I ricercatori del Cancer Research Institute di Londra hanno sviluppato un nuovo metodo per combattere le cellule tumorali chiamato "fotoimmunoterapia". Si basa sulla tecnologia della chirurgia fluorescente, in cui una molecola marker sintetica si lega alle proteine nei tumori cancerosi. Se il tessuto viene quindi illuminato, la molecola inizia a emettere luce e quindi rende più facile trovare e rimuovere le cellule tumorali.

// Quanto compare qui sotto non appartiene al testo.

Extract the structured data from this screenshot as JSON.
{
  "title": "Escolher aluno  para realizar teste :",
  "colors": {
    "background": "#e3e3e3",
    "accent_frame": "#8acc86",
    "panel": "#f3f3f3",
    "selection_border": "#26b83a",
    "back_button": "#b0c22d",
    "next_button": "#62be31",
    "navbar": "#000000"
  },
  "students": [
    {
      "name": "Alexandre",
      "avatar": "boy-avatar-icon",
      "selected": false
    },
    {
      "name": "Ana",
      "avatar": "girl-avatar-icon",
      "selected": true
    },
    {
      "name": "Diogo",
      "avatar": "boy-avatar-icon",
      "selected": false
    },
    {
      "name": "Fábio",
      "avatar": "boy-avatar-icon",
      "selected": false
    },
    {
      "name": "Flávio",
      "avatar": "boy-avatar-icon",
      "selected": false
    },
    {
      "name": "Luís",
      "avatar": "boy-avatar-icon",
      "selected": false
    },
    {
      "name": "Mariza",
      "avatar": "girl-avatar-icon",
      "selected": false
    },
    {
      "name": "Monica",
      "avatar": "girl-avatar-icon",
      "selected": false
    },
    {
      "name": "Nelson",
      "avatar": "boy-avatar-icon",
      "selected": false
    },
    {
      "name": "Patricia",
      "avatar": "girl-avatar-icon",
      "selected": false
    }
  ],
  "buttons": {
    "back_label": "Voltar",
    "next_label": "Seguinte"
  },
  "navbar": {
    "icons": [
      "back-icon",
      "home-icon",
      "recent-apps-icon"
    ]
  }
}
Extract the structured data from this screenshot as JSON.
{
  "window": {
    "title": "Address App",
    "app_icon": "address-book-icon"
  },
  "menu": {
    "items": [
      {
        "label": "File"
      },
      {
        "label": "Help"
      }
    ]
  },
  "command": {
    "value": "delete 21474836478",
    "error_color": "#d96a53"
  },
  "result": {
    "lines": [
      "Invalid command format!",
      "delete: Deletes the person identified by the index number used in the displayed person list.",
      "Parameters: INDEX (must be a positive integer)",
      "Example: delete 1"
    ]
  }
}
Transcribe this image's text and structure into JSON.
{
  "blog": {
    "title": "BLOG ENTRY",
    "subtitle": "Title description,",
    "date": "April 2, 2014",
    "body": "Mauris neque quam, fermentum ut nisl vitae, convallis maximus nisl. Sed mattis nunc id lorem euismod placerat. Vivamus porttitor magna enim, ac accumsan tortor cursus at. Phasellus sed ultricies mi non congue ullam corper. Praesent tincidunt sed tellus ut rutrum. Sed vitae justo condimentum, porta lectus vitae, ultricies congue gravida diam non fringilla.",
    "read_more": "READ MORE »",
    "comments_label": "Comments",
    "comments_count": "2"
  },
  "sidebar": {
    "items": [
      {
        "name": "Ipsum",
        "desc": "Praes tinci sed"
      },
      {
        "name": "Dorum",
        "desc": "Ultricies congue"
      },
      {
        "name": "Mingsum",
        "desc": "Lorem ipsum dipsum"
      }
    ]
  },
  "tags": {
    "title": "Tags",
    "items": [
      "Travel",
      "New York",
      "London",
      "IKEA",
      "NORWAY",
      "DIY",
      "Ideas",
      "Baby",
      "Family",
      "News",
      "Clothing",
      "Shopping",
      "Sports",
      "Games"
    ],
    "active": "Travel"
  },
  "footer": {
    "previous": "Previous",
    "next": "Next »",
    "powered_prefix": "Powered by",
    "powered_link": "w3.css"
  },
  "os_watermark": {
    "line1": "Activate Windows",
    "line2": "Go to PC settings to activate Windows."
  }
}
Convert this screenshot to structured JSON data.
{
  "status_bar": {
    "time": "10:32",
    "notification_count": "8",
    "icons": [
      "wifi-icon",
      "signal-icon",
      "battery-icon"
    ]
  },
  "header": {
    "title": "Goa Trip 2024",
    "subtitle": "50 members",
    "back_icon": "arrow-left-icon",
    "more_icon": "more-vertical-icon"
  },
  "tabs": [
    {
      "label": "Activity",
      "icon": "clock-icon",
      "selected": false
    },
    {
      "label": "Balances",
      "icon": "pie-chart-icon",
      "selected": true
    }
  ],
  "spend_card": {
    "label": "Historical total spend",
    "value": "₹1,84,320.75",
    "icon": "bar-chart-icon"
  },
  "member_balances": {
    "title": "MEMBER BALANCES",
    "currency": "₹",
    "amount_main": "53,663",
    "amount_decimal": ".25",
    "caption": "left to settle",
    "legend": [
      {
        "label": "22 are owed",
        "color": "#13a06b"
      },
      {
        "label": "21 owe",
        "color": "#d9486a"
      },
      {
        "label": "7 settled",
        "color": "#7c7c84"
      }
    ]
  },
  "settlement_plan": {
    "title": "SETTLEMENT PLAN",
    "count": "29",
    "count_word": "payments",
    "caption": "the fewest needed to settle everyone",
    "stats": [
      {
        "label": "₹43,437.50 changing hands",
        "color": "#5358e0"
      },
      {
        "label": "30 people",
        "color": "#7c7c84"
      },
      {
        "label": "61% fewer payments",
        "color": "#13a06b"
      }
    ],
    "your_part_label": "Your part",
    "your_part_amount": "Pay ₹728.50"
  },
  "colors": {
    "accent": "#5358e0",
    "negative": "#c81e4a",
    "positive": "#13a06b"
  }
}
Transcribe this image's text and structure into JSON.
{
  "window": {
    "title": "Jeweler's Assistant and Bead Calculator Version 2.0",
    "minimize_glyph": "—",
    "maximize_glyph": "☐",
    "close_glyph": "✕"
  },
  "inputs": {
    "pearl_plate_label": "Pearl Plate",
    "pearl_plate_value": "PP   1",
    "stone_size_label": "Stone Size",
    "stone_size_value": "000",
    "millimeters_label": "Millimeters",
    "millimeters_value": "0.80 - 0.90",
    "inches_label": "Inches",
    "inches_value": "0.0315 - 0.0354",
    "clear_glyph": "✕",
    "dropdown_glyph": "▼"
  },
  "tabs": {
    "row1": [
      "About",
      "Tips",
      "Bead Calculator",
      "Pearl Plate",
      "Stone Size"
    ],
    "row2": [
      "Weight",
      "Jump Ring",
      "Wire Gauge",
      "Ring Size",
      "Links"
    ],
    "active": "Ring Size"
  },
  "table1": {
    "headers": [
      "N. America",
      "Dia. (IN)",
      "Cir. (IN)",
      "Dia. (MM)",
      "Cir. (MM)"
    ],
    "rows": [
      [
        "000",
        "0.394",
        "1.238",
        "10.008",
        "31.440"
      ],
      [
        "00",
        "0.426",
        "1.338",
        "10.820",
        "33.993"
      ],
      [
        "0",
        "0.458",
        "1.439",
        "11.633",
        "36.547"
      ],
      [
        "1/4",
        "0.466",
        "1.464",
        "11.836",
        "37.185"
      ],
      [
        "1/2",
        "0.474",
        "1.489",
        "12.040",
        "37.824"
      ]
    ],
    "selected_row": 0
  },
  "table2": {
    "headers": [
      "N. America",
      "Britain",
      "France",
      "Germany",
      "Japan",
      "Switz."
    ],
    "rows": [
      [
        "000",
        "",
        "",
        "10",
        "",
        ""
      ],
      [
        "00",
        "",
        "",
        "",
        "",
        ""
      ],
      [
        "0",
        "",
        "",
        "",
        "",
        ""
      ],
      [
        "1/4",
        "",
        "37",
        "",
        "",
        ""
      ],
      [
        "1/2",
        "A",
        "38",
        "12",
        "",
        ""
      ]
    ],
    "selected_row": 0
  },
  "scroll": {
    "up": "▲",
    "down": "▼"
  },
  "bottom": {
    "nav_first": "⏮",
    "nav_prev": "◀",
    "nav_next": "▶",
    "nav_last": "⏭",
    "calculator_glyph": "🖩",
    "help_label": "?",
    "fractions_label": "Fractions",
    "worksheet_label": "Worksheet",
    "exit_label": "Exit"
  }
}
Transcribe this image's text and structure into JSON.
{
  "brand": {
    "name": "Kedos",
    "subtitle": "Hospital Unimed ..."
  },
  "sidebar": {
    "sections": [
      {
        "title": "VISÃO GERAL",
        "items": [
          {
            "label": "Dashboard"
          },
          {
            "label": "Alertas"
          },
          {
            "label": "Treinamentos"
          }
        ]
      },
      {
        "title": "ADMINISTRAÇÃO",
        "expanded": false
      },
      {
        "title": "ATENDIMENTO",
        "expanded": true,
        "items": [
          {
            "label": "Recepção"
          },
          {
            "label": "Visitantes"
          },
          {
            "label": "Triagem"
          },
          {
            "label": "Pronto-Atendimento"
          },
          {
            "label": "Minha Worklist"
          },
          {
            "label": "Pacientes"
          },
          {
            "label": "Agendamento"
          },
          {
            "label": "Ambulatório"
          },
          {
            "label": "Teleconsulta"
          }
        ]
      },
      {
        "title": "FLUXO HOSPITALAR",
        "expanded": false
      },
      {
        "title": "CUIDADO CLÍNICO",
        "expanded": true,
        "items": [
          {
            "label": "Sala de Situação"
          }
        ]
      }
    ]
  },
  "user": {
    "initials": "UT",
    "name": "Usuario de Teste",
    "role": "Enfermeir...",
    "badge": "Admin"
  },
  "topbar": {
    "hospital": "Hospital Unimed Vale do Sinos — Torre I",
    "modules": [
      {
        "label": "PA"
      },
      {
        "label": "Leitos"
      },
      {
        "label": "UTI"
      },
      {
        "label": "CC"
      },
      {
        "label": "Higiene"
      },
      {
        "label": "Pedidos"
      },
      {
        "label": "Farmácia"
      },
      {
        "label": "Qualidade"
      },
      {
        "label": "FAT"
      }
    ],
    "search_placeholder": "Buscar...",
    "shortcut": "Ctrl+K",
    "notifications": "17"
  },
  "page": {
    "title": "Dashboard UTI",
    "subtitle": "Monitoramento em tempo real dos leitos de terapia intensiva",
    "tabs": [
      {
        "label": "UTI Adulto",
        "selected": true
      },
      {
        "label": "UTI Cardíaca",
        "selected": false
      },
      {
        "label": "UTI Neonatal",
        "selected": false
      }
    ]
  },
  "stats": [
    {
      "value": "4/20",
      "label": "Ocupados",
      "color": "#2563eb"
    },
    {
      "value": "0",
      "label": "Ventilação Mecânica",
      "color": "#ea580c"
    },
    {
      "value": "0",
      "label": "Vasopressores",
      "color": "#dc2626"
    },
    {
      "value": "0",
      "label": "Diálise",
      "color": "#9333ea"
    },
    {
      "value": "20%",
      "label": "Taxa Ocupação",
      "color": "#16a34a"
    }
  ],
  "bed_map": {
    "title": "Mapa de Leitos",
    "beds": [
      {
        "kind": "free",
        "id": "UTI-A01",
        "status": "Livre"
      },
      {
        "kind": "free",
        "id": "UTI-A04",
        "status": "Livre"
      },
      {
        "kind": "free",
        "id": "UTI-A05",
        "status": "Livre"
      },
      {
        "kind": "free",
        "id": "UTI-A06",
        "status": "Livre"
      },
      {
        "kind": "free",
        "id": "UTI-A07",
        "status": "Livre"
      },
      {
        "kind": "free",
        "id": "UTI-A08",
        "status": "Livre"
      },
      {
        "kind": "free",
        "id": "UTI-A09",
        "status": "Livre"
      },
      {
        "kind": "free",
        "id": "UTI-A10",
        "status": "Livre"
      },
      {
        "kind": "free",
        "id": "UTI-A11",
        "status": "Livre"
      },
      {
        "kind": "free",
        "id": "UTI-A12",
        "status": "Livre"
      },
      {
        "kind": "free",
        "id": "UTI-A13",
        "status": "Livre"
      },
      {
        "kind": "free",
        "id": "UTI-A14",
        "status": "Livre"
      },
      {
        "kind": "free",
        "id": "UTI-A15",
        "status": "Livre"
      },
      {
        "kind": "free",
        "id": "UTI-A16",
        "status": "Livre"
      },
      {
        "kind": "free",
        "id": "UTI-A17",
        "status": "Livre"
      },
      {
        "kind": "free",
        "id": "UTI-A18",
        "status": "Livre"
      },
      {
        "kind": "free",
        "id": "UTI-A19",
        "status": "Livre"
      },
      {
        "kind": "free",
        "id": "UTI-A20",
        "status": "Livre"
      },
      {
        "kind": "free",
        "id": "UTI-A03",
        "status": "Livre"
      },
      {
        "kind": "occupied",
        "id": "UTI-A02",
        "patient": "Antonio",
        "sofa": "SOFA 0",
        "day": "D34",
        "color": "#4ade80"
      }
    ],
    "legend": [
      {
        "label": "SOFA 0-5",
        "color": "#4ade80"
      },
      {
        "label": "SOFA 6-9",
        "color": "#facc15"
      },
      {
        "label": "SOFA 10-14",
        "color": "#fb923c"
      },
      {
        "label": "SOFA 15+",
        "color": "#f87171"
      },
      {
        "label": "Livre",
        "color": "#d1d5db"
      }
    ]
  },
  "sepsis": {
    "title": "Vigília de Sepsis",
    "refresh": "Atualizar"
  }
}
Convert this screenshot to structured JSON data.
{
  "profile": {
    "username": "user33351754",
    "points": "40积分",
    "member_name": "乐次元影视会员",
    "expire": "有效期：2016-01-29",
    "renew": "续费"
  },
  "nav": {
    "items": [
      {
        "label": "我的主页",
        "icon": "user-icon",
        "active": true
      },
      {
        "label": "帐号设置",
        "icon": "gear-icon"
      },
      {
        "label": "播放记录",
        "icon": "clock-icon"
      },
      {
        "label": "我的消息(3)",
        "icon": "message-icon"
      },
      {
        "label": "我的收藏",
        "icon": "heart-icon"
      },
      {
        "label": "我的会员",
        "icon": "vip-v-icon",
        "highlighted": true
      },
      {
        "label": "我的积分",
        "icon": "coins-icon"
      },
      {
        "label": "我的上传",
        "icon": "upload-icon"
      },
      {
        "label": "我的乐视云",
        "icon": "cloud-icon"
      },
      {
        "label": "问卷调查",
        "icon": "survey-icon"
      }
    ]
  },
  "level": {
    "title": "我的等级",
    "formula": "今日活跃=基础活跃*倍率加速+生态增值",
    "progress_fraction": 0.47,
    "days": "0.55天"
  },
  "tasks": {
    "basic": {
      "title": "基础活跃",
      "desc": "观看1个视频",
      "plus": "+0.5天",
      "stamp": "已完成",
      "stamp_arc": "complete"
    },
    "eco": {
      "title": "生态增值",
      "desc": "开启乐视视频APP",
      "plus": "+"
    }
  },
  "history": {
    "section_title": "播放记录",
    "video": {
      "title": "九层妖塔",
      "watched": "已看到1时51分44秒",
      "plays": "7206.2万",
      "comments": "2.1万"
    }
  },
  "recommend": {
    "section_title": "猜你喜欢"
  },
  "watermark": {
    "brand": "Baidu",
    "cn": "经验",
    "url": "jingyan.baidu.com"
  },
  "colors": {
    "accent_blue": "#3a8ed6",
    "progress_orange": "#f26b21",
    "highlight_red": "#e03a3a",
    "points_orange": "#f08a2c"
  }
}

Scienziati britannici hanno modificato la molecola di base per la chirurgia fluorescente aggiungendovi un componente attivo. Quando irradiato con luce infrarossa, inizia a generare una forma attiva di ossigeno, che distrugge le cellule viventi. Nella prima fase, la fluorescenza aiuta a identificare le cellule tumorali e rimuoverle chirurgicamente. Sul secondo, il medico illumina l'area trattata con luce infrarossa e un attacco di ossigeno distrugge le singole cellule mancate, rimuovendo completamente ogni traccia di cancro.
Per non danneggiare altri tessuti viventi, la molecola sintetica è stata legata alla proteina EGFR, l'elemento principale del glioblastoma del cancro al cervello. Durante gli esperimenti sui roditori, le cellule tumorali sono morte completamente entro un'ora dall'esposizione alla radiazione infrarossa. Inoltre, un tale intervento ha attivato il sistema immunitario, che ha aiutato a far fronte ai resti delle cellule tumorali, motivo per cui la tecnologia è stata chiamata "fotoimmunoterapia".